Teaching creative writing at university is a dream job. I know other writers and former PhD students who would basically crawl over my dead body to get the gig. And you know what? They can have it. I loved it when I started, truly. I knew how lucky I was. I loved being in the classroom and working with students, either in a group or one-on-one. Working with newer writers, helping them develop, was the best part of the job. But it became the only good part of the job, overwhelmed by all of the other crap that sucked the air out of the room and left me exhausted, mentally and physically. And HE is unforgiving. What it used to be, even a couple of decades ago, and what it is now (due to becoming a business with "butts in seats" the metric of success) are so different. A fellow ex-academic said to me a few years back that the job isn't doable anymore, that in the past decade it has changed so much from what it was envisioned to be to what it actually is now that lecturers don't have the actual time to do all of the tasks, etc., they are responsible for. Workloads are overwhelming. Mine was 144%, without everything accounted for. And I was told that the math would be "tweaked" so that it didn't look so bad. That was the last straw for me after years of overloaded workloads and a shitty boss at one point who bullied me and threatened that I wouldn't have a job in a year or two if I didn't do X amount of uncredited work to keep students. That dream job became a nightmare, became just a job instead of a calling.

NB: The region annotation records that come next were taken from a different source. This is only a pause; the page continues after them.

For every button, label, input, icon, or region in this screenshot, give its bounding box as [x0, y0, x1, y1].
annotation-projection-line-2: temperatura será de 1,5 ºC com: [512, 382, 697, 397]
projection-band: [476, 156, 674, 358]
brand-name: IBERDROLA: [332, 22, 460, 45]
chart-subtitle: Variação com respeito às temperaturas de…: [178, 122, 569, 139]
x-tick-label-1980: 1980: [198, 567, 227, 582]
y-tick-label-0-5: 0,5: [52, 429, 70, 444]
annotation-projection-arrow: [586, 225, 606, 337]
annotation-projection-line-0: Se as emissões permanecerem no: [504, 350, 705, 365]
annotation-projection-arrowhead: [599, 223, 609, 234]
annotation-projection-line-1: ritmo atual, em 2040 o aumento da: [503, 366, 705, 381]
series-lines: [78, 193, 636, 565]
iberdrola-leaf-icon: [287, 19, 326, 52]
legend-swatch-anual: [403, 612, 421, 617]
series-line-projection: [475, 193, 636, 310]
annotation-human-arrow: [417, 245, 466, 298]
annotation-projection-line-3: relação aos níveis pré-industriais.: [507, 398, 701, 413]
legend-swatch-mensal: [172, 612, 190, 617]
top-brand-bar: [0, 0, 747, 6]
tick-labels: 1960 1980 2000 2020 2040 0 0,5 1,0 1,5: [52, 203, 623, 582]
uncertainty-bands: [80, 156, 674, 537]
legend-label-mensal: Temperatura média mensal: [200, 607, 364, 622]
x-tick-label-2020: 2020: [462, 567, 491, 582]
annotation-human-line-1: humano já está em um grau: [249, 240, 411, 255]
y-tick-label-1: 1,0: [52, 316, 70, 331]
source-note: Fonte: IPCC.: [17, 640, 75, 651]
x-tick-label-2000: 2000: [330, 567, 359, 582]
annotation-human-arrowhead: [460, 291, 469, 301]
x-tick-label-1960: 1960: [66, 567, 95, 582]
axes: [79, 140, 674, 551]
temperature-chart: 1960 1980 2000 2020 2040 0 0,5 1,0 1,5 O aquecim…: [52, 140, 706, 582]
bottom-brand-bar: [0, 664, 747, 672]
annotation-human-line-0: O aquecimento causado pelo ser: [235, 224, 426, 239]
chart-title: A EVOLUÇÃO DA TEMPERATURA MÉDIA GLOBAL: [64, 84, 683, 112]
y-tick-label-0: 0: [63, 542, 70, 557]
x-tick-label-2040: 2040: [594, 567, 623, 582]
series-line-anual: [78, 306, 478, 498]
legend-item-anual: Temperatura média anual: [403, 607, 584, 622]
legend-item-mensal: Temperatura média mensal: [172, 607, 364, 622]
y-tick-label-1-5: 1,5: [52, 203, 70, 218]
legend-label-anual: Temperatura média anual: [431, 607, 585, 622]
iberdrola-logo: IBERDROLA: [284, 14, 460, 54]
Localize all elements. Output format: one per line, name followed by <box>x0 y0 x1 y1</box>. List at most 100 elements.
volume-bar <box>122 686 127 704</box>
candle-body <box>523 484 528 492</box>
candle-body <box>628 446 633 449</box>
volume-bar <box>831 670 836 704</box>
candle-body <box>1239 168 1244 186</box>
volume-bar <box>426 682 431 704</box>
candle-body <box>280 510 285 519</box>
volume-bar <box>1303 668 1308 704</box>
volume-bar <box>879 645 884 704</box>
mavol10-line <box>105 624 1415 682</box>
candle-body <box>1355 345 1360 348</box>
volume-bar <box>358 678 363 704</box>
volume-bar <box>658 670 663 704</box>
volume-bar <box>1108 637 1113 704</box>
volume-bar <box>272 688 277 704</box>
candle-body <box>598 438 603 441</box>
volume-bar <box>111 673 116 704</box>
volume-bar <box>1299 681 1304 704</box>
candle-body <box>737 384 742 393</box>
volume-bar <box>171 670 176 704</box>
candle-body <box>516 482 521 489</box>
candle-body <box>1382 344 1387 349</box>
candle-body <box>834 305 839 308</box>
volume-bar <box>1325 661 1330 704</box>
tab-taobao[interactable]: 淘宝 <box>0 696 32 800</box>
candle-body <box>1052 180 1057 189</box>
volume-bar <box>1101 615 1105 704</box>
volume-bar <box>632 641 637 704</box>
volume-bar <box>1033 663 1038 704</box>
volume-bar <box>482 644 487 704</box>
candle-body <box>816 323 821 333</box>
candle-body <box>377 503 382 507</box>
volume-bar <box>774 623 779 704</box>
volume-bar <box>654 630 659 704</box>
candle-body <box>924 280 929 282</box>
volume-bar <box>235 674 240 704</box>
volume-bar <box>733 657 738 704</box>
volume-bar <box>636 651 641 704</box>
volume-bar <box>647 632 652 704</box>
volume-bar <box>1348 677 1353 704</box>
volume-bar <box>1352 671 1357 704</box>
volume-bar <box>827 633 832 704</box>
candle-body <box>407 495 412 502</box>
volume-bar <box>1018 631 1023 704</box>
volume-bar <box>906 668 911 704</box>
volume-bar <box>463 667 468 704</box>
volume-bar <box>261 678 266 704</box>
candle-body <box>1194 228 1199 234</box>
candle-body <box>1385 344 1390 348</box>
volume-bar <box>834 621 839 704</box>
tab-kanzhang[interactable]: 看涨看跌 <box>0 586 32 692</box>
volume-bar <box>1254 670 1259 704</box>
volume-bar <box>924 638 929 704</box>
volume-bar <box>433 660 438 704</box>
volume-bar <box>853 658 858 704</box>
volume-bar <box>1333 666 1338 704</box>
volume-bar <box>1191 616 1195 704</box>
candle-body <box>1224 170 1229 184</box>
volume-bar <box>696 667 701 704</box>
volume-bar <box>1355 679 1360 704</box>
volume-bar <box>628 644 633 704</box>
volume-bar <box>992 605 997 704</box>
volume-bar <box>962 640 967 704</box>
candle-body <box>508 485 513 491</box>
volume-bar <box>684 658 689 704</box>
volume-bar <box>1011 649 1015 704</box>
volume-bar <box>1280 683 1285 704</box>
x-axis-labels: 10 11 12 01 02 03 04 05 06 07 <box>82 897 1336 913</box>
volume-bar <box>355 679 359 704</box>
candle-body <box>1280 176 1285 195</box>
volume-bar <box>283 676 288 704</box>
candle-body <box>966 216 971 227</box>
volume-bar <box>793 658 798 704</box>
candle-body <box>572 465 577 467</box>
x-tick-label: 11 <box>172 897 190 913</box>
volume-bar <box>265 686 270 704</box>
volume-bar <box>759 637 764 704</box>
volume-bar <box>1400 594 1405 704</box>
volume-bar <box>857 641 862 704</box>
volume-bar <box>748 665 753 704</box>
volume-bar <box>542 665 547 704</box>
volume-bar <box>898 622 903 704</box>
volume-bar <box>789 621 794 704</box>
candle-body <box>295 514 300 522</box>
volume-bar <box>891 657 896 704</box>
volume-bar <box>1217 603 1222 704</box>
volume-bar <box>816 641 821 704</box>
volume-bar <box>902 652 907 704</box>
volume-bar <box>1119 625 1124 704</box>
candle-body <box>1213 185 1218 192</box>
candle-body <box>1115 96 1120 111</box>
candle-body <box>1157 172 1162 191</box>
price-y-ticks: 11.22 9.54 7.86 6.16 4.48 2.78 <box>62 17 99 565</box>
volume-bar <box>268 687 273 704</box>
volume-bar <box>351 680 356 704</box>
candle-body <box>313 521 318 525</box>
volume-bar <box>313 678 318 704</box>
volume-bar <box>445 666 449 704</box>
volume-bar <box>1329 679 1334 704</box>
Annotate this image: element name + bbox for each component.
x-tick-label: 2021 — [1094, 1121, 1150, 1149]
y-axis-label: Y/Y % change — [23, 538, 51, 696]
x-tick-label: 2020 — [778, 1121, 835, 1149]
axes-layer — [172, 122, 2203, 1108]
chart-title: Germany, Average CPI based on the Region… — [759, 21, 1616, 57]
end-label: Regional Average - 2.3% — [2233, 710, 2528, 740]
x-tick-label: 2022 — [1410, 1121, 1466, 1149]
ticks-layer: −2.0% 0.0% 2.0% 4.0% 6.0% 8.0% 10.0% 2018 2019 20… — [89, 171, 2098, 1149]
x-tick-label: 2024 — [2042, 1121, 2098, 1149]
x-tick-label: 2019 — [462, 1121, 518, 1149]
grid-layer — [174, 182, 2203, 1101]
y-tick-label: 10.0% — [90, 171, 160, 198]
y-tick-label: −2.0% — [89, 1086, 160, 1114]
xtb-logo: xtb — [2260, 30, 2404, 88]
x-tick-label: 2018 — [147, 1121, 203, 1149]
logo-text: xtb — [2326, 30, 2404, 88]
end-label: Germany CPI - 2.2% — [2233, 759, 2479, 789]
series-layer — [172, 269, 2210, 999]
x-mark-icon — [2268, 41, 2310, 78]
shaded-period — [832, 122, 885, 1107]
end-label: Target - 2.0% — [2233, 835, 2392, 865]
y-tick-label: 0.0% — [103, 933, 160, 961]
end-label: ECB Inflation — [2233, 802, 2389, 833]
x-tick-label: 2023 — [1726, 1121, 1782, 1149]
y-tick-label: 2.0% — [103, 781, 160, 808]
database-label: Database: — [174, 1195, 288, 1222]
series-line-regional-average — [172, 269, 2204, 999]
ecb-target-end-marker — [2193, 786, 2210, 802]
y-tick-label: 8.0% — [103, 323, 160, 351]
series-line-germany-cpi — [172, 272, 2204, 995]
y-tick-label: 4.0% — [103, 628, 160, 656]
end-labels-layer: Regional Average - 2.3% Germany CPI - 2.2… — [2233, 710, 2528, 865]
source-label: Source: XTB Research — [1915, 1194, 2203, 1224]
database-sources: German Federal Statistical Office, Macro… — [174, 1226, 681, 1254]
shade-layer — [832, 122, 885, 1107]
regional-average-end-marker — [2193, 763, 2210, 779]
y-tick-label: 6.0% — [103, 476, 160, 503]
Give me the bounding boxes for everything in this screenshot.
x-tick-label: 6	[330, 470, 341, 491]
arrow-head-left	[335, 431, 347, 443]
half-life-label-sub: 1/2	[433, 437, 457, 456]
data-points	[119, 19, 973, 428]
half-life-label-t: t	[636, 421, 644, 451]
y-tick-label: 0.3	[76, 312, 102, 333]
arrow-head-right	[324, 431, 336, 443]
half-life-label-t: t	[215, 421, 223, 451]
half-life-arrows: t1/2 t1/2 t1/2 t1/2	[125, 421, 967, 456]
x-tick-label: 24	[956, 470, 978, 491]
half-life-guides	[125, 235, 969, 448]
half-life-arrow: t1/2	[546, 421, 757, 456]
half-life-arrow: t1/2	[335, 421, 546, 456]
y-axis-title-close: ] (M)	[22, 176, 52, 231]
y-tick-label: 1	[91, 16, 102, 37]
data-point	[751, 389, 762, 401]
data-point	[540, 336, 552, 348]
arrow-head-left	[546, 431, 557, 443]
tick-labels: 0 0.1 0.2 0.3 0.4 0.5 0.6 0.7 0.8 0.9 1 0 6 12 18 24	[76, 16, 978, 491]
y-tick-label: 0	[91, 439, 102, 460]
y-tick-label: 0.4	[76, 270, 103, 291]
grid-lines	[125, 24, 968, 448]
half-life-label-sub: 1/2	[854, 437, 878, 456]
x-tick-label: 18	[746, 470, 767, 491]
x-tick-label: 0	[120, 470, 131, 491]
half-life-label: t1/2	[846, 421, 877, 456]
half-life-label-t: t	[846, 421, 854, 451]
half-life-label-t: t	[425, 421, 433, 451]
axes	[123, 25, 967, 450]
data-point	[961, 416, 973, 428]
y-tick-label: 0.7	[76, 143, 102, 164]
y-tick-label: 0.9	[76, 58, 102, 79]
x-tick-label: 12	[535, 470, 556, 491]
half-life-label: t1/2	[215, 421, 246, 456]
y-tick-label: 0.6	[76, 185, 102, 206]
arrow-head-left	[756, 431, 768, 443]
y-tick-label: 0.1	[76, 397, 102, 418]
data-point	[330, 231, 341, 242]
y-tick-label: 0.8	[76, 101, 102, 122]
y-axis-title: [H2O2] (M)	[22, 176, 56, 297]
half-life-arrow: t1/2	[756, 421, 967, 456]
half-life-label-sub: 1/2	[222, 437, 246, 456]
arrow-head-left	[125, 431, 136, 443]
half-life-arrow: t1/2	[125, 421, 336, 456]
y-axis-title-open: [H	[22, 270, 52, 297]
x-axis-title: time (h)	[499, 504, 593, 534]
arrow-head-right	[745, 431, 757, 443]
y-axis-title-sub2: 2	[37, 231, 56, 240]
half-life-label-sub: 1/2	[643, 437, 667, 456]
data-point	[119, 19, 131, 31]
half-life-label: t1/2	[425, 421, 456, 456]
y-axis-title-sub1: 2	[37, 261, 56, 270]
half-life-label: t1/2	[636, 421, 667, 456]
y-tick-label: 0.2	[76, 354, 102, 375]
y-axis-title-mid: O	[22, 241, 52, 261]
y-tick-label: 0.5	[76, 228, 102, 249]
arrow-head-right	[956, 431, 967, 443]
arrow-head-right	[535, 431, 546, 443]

So I sat down last October with my partner and talked it through and came up with a plan. And this spring I gave notice. My bosses were very nice about it, but no one asked how they could keep me. And this showed me that instead of being an integral part of the school or department I was just a cog and that someone else would be slotted into my place easily enough. So I was able to walk away feeling that it's going to be okay and that I will be able to figure something else out instead of slogging through the remaining years until retirement. I know that quitting a stable, well-paying job in the middle of the worst economic mess in decades is not the best timing ever, but a job that is killing me faster than I am dying is a job I don't want.
Today is my first "real" day of unemployment. June 1st, last week, was my first official day, but I had to go do an event and then we had the big Jubilee weekend, so today, Monday, is the beginning, with me not waking up and checking my work email first thing. I have days to fill now without external expectations. I am taking a few months off to get over some of the burnout, finish a book that's due at the end of the summer, finish a novel that I've been trying to finish for a while, and work on some new writing projects (more on those later) plus do some things I have missed, like sewing. Then I will go back to freelancing for a while and, maybe, develop some new things like online courses and a mentoring programme, or train in a new (to me) but related field.
I have talents and skills; I know my worth; it is time to live a life that makes me feel fulfilled and happy and excited to get up in the morning. It's time to change.